Why Crypto is not the Solution to Financial Inclusion

Why Crypto is not the Solution to Financial Inclusion

By William Pierre-Louis, Jr.

While cryptocurrency advocates present it as a means to financial inclusion, critics see so many false promises and shortcomings as to call into question the value of an innovation that its backers constantly call “revolutionary.” The recent collapse in cryptocurrency markets, and the impact on communities of color, have only highlighted the importance of skepticism.

Americans for Financial Reform and the Take on Wall Street campaign gathered several experts on July 1 to lay out the multiple ugly truths about crypto and addressed a few reasons why we should not take the promises made by its most enthusiastic advocates at face value, and why regulators need to use the authority they already have to oversee this market.

Crypto preaches financial inclusion outside of the realm of regulated financial services. Its advocates argue that they don’t – or can’t – operate by existing rules to make money. This foundational myth of cryptocurrency has attracted people of color, who have long been denied equal access to other approaches to building wealth, like home ownership or financial assets.

But crypto also offers none of the protective measures that apply to other financial products, as David Golumbia, associate professor at Virginia Commonwealth University, pointed out. “The entire premise of cryptocurrency is that we don’t need public assets, we don’t need regulation,” he said. “We need to exist outside of these systems in order to profit.” 

Crypto also blatantly violates many of the rules and regulations you see in the stock market via an old, well-known method called the pump and dump scheme. “All the trading strategies that are against the rules in real or well-regulated markets in the U.S. are just rampant in cryptocurrency,”  Golumbia added. 

The crypto industry also lures people with a language that promises riches out of proportion to what it can plausibly deliver, as Dr. Darrick Hamilton, Henry Cohen Professor of Economics and Urban Policy at The New School, described it. “It’s a low barrier to entry with a promise of high returns,” Hamilton said. “[The industry] preys on people’s desire to make something of themselves.”

Crypto uses a seductive but ultimately empty slogan: “democratization of finance.” 

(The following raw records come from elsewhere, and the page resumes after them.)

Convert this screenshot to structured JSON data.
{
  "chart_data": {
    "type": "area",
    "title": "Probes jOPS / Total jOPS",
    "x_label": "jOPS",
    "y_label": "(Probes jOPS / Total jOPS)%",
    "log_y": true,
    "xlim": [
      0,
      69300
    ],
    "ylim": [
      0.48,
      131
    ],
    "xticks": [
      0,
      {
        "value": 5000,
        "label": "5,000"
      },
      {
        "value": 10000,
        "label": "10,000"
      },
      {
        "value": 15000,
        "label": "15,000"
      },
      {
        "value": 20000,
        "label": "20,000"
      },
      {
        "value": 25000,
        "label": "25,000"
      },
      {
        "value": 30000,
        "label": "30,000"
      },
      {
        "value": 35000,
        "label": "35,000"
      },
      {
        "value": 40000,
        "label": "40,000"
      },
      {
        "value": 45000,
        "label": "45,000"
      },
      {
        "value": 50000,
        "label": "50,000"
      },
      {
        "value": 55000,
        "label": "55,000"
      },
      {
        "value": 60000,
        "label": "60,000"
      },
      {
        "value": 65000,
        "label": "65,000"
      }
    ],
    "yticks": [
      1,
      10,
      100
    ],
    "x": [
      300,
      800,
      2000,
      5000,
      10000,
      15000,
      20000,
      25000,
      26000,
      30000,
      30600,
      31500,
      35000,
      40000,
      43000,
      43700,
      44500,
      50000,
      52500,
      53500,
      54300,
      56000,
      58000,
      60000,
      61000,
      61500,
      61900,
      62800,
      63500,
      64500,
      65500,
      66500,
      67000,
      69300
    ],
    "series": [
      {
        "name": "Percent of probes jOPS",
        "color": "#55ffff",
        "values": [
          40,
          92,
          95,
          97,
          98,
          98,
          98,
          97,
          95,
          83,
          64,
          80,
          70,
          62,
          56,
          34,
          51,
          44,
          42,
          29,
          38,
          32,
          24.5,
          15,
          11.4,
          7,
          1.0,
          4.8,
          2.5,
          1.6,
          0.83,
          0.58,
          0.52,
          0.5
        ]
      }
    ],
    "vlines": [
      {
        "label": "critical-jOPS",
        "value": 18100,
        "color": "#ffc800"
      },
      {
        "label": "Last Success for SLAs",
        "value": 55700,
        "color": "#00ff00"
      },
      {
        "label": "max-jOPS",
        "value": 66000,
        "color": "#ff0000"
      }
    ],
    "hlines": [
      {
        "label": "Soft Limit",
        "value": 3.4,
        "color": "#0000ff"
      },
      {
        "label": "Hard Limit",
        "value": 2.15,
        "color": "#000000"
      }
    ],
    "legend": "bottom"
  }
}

“When they use words like the democratization of finance, they are not talking about what would qualify as such, meaning participating in well-regulated markets and banks, and credit unions that are insured, that have low fees and are available to everyone,” Golumbia argued. 

A University of Chicago poll indicates that nearly 44 percent of the Americans who own crypto are people of color. And in reality, this population is now engaged in speculation, not investment. “It is not a tangible asset, but rather one that is a store of value that people are drawn to with the expectation that one can arbitrage the market and attain additional value because more interest is driven in that particular currency,” said Hamilton.

Sometimes this speculation is masked by other activities, like when people borrow against cryptocurrencies, which are ostensibly assets they own, but are just as vulnerable to a collapse in prices as any other, if not more. “In lending on cryptocurrency, there is a great concern for the consumer when they borrow against a currency that gets devalued. They lose money on the currency, and they default on the loan,” explained Nadine Chabrier, senior litigation and policy counsel at the Center for Responsible Lending.

Cryptocurrency also portrays itself as the alternative to the traditional financial system, but in reality, its lack of transparency on how it functions and its limitations could say otherwise. “A lot of crypto boosters talk about it as a way to make faster and cheaper payments,” explained Mark Hays, senior policy advisor at Americans for Financial Reform, “but the reality is in most places, it’s still hard to use crypto to buy anything meaningful.” 

Advocates for cryptocurrency would like to operate in a new regulatory setting that they design in partnership with friendly regulators. But this industry, once embryonic, now involving hundreds of billions of dollars worth of assets, has taken off. And regulators already have considerable powers to police it. They should use them. Once again, we see signs that a financial fad is having disproportionate effects on communities of color. Now is the time for policymakers to do what needs to be done.